This blog was written by Marco Demartin. Marco is the lead Enterprise Architect for IRIS supporting the Federal Health Architecture.
In 1904, Baltimore suffered what became known as the third largest fire disaster in an American city, surpassed only by the Great Chicago Fire of 1871, and the San Francisco Earthquake and Fire of 1906. On February 7th a small fire started on the south side of German Street. The fire spread so quickly that it forced local fire departments to ask for help from neighboring cities and counties. Soon fire departments from Altoona, Annapolis, Chester, Harrisburg, New York, Philadelphia, Wilmington, and York reached Baltimore to provide their support in extinguishing the flames. “Despite the 1,231 firefighters, 57 engines, nine trucks, two hose companies, one fireboat, and one police boat that was used” within 30 hours, the great fire of Baltimore claimed 1,545 buildings spanning 70 city blocks and amounting to over 140 acres. 35,000 people were left unemployed and over $3.84 billion (2014 dollars worth) of damage had been suffered.

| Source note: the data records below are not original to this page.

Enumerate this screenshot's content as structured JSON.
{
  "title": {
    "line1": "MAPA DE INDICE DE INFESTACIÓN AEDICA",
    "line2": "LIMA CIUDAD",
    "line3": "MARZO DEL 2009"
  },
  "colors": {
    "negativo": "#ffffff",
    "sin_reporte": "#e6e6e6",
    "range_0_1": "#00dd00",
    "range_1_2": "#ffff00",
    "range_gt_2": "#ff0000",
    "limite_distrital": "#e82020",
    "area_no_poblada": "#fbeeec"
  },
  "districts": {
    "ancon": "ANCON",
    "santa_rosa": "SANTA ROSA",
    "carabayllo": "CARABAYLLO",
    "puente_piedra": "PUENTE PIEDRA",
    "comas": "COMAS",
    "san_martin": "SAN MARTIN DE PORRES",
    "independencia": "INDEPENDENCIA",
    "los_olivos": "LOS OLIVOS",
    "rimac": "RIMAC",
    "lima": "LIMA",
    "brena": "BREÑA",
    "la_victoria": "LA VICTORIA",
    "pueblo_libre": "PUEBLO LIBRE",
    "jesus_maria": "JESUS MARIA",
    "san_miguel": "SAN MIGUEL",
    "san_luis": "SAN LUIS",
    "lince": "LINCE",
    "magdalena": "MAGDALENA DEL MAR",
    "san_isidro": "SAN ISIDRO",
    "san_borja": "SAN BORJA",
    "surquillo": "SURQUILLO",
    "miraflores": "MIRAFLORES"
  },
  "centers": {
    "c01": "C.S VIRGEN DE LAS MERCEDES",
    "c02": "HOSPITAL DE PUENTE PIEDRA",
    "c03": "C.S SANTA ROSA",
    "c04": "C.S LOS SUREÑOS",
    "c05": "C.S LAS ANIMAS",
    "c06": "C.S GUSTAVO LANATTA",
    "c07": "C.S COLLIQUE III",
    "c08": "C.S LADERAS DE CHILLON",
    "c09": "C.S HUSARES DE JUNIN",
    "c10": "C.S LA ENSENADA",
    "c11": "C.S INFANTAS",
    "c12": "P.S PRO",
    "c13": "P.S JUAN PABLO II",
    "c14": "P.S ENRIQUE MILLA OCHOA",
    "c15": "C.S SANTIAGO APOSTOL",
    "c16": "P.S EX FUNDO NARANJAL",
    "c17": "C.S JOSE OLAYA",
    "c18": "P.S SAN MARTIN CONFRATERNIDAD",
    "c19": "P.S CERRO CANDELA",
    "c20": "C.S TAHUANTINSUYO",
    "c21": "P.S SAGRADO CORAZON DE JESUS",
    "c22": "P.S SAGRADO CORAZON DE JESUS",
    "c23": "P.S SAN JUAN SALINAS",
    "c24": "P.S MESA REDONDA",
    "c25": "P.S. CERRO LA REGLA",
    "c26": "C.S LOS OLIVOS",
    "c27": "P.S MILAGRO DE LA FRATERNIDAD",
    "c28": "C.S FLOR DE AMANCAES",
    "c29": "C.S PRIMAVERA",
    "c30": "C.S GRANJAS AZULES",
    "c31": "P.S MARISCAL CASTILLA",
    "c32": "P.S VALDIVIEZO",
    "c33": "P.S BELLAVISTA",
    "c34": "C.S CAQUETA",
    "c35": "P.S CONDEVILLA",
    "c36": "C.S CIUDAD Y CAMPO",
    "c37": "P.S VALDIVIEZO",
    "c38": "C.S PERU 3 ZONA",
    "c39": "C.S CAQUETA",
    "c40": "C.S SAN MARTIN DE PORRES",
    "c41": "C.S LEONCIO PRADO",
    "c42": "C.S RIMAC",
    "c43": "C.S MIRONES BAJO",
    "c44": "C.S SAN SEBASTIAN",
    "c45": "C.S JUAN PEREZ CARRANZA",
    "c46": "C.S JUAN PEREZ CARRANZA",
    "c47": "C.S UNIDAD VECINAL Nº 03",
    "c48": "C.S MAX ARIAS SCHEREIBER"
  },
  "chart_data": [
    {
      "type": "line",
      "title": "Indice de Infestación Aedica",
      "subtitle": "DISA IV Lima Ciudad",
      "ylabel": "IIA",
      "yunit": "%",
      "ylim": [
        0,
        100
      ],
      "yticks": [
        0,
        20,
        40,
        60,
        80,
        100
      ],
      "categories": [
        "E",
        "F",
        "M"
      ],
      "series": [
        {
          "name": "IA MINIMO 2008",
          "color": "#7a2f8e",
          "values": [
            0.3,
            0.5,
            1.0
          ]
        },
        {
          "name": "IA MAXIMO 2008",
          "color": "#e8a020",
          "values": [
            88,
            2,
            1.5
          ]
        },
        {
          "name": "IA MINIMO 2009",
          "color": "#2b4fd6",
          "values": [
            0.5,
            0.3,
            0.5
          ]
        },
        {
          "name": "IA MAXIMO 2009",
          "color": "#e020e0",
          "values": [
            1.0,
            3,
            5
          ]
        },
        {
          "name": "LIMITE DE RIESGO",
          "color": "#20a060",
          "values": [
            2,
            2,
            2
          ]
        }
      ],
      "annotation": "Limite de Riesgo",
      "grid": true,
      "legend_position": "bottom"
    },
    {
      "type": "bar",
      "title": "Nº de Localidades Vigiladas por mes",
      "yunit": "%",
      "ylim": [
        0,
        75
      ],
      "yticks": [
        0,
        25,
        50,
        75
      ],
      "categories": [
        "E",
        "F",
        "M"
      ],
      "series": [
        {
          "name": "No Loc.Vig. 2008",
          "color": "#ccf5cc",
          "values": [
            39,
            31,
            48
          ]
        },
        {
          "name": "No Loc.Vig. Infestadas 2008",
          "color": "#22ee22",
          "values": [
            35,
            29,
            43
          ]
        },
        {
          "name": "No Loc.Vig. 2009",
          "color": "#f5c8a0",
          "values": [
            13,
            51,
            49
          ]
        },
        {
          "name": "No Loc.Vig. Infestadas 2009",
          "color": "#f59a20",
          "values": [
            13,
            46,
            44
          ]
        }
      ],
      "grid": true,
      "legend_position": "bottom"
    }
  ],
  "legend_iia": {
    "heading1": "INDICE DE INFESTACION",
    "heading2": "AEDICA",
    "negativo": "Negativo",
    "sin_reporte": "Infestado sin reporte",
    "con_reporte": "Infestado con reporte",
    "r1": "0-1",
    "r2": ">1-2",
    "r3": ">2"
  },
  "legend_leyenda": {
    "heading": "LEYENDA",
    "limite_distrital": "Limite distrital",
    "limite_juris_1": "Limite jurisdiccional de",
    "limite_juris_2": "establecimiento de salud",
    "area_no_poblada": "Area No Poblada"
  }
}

It was determined that though no one factor alone contributed to such devastation, the biggest reason for the duration, and therefore vast fire damage, was the lack of a national standard for fire-fighting equipment. Many of the fire crews that traveled to help quickly realized that their hoses would not connect to Baltimore’s water hydrants as the gauge sizes were different which rendered them useless for combating the flames. The problem of differing gauge sizes was not unique to Baltimore rather it was true throughout most American cites. In 1904 there were 600 sizes and variations of fire hose couplings in the U.S. This proliferation of variants was mostly driven by fire hose manufacturers and their patented designs.In 1905, following this catastrophe, the National Fire Protection Association (NFPA) committee established a standard diameter and number of threads per inch for hose couplings and fire hydrants. Sadly, the effort to establish this same standard received little interest just one year prior to the Baltimore fire.
Today’s complex healthcare IT ecosystem suffers from a similar need for standards. Health information is shared electronically among thousands of healthcare participants such as providers, payers, researchers, and beneficiaries. Healthcare participants use different Electronic Health Record (EHR) system providers. Much like fire hose manufactures, EHR system providers offer services and systems often based on proprietary technology, vocabularies, and data structures that are difficult to “couple” with other systems and networks. Additionally, healthcare information is shared using health exchange networks which use different standards, security rules, and protocols making the exchange of information more difficult and costly.
There are several organizations dedicated to the creation of healthcare related standards such as Health Level Seven International (HL7), American National Standards Institute (ANSI), the International Health Terminology Standards Development Organization, the Office of the National Coordinator for Health Information Technology (ONC), etc. The adoption of standards is as important as their creation and this adoption can take many years.
In fact, after the 1905 decision for firefighting equipment standardization “by 1914, only 287 of the 8,000 cities and towns in the U.S. had fire-hose couplings and hydrant outlets conforming to the standard. By 1917, 897 cities agreed to adopt the standards, but only 390 were using them. Every year the number of cities with standard hydrants and fire-hoses was increasing. By 1924, the number was 700 cities. Some of the cities made the change only after they experienced their own major fire”. Standards only succeed if both the public and the private sector collaborate and are committed to adopting and using healthcare standards.
As demonstrated by the fire hose example, the healthcare ecosystem will reach semantic interoperability to enable the sharing of health information more consistently, timely and at a lower cost to patients by establishing, adopting, and measuring consistent rules and guidelines (standards).
 The Architecture of Baltimore: An Illustrated History, by Mary Ellen Hayward, Frank R. Shivers, Richard Hubbard Howland; Published 2004, JHU Press, Baltimore (Md.), ISBN 0-8018-7806-3, p. 237.